Holly Watson from Sudbury, helping to launch knife amnetsy campaign 'Bin a Blade', pictured with Cheif Inspector Martin Barnes-Smith.
Holly Watson from Sudbury, helping to launch knife amnetsy campaign 'Bin a Blade', pictured with Cheif Inspector Martin Barnes-Smith.

Eighty-five knives and bladed items were given up in Sudbury as part of a successful week of action by Suffolk Constabulary last month to crack down on knife crime.

Operation Sceptre, which took place between Monday, July 17 and Sunday, July 23, aimed to highlight the risks that carrying a bladed weapon can bring, as well as target offenders who use and carry knives.

As part of the ‘Bin a Blade’ campaign, Suffolk residents were also urged to deposit knives into amnesty bins across Suffolk, which resulted in hundreds of bladed items being handed in.

Superintendent Simon Mills, who was in charge of the operation, said: “Operation Sceptre is part of our ongoing proactive work across Suffolk to take knives off the streets and out of the hands of offenders.

“The relatively small numbers of weapons recovered and the limited number of arrests for possession of knives during this period points to the success of previous work.

“There is no excuse to carry a knife in Suffolk. Knife crime can have devastating consequences and if you are found illegally in possession of a knife you will be arrested, could be put before the court and brought to justice.”

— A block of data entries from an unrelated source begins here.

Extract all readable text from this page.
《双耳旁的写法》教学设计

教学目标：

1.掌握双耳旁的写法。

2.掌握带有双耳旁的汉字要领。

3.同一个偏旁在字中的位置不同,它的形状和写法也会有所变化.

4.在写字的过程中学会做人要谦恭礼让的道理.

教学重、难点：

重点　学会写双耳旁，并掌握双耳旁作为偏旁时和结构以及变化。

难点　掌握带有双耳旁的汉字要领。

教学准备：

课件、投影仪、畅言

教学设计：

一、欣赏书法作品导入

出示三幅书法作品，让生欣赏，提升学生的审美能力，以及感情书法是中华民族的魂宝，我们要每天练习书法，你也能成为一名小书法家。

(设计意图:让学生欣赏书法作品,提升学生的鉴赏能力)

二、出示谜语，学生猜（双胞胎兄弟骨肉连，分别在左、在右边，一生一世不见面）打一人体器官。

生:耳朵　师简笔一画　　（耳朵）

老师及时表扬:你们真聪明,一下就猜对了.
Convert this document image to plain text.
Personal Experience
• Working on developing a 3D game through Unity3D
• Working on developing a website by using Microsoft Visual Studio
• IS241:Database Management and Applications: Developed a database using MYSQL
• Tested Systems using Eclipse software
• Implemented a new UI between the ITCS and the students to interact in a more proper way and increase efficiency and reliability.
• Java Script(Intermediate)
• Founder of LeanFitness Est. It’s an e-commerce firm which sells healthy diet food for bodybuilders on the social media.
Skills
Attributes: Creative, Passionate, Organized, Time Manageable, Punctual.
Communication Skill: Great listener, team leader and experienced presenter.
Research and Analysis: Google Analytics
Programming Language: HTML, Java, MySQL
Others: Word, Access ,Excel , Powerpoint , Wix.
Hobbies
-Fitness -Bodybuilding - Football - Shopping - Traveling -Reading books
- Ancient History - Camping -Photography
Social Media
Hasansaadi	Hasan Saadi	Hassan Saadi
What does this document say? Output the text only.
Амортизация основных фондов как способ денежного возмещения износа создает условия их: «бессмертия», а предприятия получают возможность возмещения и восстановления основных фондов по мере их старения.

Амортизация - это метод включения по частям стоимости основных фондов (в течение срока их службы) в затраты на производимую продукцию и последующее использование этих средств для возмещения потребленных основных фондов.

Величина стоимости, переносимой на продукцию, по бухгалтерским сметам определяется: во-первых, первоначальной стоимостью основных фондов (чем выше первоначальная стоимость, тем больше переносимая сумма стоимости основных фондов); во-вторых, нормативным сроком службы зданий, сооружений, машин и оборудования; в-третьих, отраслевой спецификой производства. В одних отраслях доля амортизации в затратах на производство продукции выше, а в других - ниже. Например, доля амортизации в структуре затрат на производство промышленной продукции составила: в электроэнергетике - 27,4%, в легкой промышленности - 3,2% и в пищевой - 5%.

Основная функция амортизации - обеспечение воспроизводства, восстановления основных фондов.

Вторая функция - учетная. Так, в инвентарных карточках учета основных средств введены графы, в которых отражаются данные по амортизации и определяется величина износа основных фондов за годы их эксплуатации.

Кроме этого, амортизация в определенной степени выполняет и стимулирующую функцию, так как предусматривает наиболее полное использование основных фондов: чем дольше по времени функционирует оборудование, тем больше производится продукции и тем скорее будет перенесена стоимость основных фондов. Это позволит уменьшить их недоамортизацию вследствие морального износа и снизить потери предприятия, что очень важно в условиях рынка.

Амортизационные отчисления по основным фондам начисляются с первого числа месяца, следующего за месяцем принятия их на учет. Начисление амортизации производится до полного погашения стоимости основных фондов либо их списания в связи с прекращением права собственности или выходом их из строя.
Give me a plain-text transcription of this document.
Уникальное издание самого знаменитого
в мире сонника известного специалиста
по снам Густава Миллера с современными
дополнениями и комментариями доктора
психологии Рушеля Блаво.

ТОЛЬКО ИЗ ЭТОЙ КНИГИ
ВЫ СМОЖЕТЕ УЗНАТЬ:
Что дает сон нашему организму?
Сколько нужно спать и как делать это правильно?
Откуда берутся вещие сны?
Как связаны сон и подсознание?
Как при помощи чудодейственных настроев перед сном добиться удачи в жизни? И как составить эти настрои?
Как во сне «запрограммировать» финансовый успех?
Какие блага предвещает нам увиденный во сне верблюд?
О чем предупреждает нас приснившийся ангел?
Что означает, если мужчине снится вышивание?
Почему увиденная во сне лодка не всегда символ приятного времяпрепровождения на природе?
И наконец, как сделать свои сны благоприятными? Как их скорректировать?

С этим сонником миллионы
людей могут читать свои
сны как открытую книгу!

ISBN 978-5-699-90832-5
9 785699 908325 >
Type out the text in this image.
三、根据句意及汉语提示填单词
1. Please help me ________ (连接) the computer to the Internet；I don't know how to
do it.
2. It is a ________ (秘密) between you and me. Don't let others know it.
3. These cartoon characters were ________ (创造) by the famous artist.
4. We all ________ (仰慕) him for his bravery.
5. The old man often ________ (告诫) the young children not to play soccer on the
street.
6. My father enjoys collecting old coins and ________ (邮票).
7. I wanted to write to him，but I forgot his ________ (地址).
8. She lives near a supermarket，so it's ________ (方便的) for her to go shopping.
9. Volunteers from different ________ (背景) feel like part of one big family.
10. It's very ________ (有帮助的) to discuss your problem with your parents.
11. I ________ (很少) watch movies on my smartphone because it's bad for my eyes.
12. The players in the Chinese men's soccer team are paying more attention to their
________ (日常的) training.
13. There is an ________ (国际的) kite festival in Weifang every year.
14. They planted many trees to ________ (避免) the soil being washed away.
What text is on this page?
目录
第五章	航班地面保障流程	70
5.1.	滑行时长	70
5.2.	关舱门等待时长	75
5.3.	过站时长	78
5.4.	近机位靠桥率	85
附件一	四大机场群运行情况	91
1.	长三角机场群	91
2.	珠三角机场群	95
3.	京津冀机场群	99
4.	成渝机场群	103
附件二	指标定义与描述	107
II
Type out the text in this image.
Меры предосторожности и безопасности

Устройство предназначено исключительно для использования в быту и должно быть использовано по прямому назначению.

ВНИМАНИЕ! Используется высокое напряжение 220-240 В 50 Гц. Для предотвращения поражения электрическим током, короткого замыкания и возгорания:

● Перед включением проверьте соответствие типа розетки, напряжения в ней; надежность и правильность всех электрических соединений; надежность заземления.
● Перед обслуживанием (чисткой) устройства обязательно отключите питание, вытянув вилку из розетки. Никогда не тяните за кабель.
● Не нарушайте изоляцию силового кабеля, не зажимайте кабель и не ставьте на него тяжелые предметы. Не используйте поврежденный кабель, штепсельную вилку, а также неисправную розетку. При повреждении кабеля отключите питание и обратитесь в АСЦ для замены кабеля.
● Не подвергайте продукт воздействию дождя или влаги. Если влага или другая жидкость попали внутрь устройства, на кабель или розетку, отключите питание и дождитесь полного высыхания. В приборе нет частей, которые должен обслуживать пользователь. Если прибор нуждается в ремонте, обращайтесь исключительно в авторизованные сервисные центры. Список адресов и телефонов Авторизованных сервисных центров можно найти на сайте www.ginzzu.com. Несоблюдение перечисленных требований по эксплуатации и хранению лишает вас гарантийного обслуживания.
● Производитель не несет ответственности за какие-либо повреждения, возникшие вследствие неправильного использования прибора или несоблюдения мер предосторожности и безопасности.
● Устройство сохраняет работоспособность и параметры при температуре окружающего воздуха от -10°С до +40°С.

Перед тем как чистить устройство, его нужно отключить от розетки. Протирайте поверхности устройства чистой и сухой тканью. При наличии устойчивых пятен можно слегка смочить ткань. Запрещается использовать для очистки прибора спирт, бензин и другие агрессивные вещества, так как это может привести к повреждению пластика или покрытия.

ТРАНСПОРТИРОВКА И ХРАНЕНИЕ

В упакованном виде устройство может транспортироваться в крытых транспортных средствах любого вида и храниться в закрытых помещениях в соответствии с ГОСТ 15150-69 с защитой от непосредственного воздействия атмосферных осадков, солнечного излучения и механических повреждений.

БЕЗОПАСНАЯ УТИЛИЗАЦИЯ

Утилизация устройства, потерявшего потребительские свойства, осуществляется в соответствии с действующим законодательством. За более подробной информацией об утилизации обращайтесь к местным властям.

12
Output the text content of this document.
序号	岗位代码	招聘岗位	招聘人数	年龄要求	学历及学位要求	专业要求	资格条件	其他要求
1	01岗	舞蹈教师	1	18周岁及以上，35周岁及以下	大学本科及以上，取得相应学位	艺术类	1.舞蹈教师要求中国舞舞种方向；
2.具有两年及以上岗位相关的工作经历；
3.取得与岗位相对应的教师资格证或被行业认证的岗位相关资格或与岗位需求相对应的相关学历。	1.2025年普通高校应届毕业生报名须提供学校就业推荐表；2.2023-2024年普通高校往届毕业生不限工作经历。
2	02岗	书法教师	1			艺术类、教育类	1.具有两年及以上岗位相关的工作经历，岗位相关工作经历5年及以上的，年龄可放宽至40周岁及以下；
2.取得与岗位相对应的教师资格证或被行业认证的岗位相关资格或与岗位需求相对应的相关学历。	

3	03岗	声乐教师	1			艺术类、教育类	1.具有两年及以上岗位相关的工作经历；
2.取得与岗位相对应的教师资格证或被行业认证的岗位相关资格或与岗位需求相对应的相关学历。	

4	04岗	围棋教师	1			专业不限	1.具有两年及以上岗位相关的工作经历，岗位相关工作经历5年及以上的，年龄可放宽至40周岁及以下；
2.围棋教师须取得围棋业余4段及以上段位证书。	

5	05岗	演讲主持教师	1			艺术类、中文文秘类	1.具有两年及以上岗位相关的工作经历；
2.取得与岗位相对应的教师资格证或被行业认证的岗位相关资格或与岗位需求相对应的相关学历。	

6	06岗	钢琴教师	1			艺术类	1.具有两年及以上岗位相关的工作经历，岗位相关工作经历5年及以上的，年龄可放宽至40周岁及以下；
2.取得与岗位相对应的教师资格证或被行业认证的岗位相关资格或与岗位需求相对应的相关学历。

Suffolk’s Police and Crime Commissioner Tim Passmore added: “We need to do all we can through education, peer pressure, policing and sentencing to make it absolutely clear that it’s never acceptable for a person to carry a knife or weapon. I find it really disappointing that anyone carries a blade of any kind.

“I encourage anyone who has a knife or weapon to dispose of them responsibly and immediately.

“Ultimately it is about making Suffolk as safe as possible.”